It turns out the code isn't that much larger or gross to look at. My concerns about writing an excessively verbose test were unnecessary.

The logic from the top down is straight forward and we get the same behaviours as we did with sort. Now we also have the benefit of only looking at each number two times at most here `if (numbers[i] > largest)` then `else if (numbers[i] > secondLargest)`. Our worst case scenario for performance is drastically better than the sort solution.

### `O(n)` vs. `O(n log n)`

When we iterate through our array with a `for` loop, we have the benefit of knowing that if summing an array of 100 elements takes 5ms, then summing 500 elements should take something like 25ms. This is because the complexity of the task doesn't increase at all. Our work load has increased proportionally so if we have five times the work to do, we can expect our execution time to increase by around five times. This is `O(n)` and it's nice to have when possible.
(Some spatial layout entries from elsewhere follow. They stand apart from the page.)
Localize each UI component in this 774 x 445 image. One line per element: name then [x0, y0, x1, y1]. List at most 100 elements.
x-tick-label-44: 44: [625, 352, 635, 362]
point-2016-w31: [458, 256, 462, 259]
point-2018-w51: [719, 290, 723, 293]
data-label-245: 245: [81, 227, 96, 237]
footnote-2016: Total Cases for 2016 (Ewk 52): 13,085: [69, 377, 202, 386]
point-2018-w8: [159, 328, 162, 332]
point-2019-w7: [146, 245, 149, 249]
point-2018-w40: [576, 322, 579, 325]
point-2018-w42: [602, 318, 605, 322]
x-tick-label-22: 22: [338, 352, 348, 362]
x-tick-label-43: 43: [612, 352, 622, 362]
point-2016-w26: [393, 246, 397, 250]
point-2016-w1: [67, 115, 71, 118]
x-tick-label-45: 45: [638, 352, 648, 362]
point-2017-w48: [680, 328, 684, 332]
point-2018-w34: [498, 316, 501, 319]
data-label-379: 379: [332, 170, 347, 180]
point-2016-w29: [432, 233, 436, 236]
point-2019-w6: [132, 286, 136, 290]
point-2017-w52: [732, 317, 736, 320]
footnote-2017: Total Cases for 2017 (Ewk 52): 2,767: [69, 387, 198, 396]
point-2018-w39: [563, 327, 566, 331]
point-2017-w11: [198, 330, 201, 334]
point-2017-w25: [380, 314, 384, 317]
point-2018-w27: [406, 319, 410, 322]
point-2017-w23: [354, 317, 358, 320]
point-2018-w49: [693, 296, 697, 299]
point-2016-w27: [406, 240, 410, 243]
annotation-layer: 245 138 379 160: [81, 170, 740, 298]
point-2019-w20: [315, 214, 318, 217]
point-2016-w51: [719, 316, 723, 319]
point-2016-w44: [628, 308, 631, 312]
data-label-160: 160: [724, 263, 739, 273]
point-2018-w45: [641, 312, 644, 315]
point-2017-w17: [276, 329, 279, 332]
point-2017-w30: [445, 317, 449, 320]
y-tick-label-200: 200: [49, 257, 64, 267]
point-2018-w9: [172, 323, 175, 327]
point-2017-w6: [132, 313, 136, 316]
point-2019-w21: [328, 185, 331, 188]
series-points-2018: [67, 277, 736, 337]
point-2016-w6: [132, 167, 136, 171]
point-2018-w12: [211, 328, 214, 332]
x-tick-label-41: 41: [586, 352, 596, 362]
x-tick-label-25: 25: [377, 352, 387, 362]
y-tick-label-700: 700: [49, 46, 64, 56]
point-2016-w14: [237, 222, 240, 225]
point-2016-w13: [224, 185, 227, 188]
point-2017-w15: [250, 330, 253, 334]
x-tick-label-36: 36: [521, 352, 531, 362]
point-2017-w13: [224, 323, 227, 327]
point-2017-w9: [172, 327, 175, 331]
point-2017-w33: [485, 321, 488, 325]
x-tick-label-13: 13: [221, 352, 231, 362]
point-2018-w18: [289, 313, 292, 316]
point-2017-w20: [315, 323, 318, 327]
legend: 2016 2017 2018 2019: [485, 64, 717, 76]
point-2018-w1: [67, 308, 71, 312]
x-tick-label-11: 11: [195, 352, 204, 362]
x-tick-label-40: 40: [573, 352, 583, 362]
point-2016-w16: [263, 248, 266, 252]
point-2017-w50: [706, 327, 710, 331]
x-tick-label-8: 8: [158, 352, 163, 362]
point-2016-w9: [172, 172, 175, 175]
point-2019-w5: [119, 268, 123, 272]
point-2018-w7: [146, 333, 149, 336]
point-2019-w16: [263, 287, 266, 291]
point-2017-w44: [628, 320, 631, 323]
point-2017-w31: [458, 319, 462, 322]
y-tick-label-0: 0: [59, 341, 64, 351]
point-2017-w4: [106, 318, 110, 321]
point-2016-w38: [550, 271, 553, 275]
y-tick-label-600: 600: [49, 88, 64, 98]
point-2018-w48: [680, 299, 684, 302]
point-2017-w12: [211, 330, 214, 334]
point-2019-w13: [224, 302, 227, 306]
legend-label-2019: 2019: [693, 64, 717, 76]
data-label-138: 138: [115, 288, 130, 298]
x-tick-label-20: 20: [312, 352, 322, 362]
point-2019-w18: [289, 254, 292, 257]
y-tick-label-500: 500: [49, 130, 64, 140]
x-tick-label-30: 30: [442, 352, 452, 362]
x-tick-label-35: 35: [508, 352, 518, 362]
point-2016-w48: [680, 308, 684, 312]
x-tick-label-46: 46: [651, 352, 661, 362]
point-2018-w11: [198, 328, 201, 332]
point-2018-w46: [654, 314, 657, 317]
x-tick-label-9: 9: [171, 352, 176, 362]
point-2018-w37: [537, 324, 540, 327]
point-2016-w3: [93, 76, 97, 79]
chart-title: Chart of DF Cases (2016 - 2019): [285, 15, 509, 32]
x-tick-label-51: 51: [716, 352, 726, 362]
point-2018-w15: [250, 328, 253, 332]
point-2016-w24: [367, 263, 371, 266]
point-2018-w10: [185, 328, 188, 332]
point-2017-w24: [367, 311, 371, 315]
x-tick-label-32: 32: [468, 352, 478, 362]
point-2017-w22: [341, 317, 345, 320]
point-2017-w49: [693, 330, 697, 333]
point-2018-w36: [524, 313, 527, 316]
When we use `Array.prototype.sort()`, we're passing the workload to the browser's implemented sorting algorithm. As I understand, most browsers use the merge sort algorithm which has a complexity of `O(n log n)`. It's guaranteed to be significantly slower than using a `for` loop in my function.

### What Are the Implications?

Unless this function is a tiny one-off to do a very simple summing of values, you just shouldn't use the sort method.

That's not to say native sorting is inherently slower than using `for`. In my case, it's only faster to use `for` because we're avoiding a lot of unnecessary work by not sorting the rest of the array. All we do is continuously flip through our elements and remember the biggest ones we saw. That's a simple task.

I'm sure the sort algorithm is implemented extremely well. It's just the wrong tool for the job.

### Profiling Our Solutions

I decided to take my experiment to jsperf and see what the difference is. It's clearly not a well formed test as it could benefited by far more samples and test variations... But its initial results are incredibly telling. The sort method is ~97% slower!

I can say that with a smaller array, perhaps with 5 to 10 elements, we'd probably see results with it being more like 65% slower. This is on account of the sort algorithm's workload not increasing proportionally as the `for` loop's workload does.

That's probably acceptable for small tasks in the client. But the test above uses only 816 elements - What if you needed to sum 10,000 elements this way? It's clear that the `for` loop would be essential for getting great performance from this type of function.

## Lesson Learned

Don't be afraid to get your hands dirty, even if the problem seems too simple to warrant a more complex solution. It's always worth considering or even pursuing other options.